Insurance questions

hoagiemom Member Posts: 87 Member
edited March 2014 in Colorectal Cancer #1
I don't know if anyone has any advice on insurance but I really have to vent. I went to my GP Dr in Oct and told them that I had seen blood in my stool so she scheduled me for a colonoscopy. In Nov I saw that Dr with my insurance and we scheduled the colonoscopy in Jan. Well my husband changed jobs and we switched to his insurance In Dec.because it was cheaper. So in Jan I got my colonoscopy and they found my polyp and scheduled my surgery for Feb 5th and then found out I had cancer on Feb 15th. Well now my husband's insurance is refusing payment and will not pay for any of my treatments because they are saying it was pre exsisting case. How could it be pre exsisting when we didn't know until Feb 15th. I'm so frustrated we have $15,000.00 worth of bills and I start chemo on Monday. Do you think they could really refuse making payments? Has anyone had any other problems with insurance? I was so ready to start fighting this disease and now I also have to worry about how I'm going to pay for it. I just feel like my whole world has been put upside down since Jan and now I have one more thing to worry about. My husband says not to worry it will work out but it is just so frustrating. Believe me if I knew what my outcome was I would've kept my insurance. Thanks for letting me vent.



  • hopefulone
    hopefulone Member Posts: 1,043 Member
    File a written appeal as quickly as possible , and and find out what your state insurance law is regarding pre-existing conditions for health insurance . I believe, since you were diagnosed after you started the insurance with new company, it wouldn't be seen as "pre-existing'. The key is that you were dx after starting the insurance. The symptoms you had prior , could have been a number of other things. Point that out in your appeal. The National Coalition for Cancer Survivorship (NCCS) points out that cancer survivors have a pre-existing condition from the time of diagnosis through the remainder of their life, since a cancer survivor usually needs to see a physician at least once a year for a checkup. I'm willing to bet they wind up having to cover claims. Good Luck and God Bless.
  • Betsydoglover
    Betsydoglover Member Posts: 1,248 Member
    Here's a good link from Department of Labor.

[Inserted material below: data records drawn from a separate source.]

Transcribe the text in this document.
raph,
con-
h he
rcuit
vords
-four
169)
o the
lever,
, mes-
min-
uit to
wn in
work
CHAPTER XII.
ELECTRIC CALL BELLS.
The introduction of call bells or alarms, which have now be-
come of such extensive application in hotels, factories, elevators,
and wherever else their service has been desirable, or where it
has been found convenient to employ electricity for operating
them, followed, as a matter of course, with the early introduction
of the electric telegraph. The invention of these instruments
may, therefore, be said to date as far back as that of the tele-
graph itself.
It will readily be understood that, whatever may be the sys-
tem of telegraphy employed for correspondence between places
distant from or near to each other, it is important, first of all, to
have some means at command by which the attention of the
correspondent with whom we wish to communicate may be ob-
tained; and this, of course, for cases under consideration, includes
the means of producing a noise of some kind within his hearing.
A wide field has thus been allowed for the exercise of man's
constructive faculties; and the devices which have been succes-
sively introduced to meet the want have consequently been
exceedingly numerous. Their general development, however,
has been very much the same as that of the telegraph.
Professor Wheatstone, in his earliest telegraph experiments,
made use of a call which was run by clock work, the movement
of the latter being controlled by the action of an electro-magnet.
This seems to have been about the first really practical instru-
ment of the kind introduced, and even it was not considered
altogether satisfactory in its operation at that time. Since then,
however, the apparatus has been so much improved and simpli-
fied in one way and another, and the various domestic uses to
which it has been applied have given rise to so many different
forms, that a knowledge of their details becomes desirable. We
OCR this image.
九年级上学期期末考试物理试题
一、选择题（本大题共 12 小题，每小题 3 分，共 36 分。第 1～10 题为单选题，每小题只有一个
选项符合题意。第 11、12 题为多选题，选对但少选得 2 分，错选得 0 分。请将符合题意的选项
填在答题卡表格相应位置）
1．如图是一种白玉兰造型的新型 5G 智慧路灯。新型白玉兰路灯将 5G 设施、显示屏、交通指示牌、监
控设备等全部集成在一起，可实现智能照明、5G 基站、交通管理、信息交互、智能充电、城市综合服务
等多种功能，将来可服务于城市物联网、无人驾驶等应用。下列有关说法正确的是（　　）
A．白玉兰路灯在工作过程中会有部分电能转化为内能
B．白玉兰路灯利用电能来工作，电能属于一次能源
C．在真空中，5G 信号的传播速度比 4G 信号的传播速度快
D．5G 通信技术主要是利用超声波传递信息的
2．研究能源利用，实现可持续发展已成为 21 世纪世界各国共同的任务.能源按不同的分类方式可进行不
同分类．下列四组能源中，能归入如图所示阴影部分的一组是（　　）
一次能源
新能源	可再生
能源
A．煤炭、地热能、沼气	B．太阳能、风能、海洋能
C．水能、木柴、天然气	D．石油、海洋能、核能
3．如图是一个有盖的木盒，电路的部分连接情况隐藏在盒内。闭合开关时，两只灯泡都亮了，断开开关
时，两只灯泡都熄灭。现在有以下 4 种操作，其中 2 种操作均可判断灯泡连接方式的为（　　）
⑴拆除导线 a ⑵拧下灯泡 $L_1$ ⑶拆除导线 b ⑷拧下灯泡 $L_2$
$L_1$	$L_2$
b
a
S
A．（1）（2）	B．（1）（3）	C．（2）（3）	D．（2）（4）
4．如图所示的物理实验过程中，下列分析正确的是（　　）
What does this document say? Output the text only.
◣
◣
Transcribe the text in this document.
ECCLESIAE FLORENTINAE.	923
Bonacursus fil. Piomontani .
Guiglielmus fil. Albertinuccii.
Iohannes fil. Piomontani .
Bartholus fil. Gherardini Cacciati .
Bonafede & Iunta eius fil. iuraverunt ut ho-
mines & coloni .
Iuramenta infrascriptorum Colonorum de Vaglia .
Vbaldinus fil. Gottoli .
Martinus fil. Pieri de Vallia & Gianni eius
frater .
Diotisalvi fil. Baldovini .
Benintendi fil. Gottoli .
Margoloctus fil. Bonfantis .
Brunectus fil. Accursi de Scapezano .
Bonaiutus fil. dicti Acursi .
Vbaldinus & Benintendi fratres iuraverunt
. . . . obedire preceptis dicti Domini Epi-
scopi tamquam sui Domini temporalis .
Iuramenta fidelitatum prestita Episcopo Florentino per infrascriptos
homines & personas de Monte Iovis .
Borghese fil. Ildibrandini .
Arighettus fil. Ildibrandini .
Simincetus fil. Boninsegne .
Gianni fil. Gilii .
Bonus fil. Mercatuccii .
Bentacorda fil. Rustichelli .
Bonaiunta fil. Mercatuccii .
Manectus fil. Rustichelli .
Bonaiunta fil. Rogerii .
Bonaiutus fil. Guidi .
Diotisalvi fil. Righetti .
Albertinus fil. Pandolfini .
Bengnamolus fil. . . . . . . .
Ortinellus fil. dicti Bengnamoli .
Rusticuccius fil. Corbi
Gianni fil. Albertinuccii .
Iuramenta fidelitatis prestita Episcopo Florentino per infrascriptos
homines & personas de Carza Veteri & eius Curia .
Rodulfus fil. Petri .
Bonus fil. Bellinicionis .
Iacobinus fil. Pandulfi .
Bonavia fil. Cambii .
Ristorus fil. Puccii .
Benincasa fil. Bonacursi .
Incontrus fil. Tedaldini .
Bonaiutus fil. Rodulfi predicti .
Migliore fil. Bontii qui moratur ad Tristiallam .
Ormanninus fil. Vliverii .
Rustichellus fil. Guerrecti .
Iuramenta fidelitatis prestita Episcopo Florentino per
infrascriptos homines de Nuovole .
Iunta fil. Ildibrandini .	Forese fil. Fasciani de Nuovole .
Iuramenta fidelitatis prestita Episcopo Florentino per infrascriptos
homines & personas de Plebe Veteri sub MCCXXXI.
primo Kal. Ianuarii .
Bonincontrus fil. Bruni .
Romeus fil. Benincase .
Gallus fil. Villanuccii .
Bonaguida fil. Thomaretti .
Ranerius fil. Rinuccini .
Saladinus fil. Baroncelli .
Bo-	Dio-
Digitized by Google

    In general under HIPPA if you were previously covered by health insurance and you didn't have a coverage gap of more than 63 days, the new insurance can't impose a pre-existing condition period.

    Good luck,
  • MCarr
    MCarr Member Posts: 20
    My understanding and experience says that Betsy is right. 'Pre-existing' conditions don't matter as long as you don't have a gap in insurance. Some States may be different, but I know that is the case in most. Companies change insurance coverage all of the time so tons of people would have pre-existing conditions.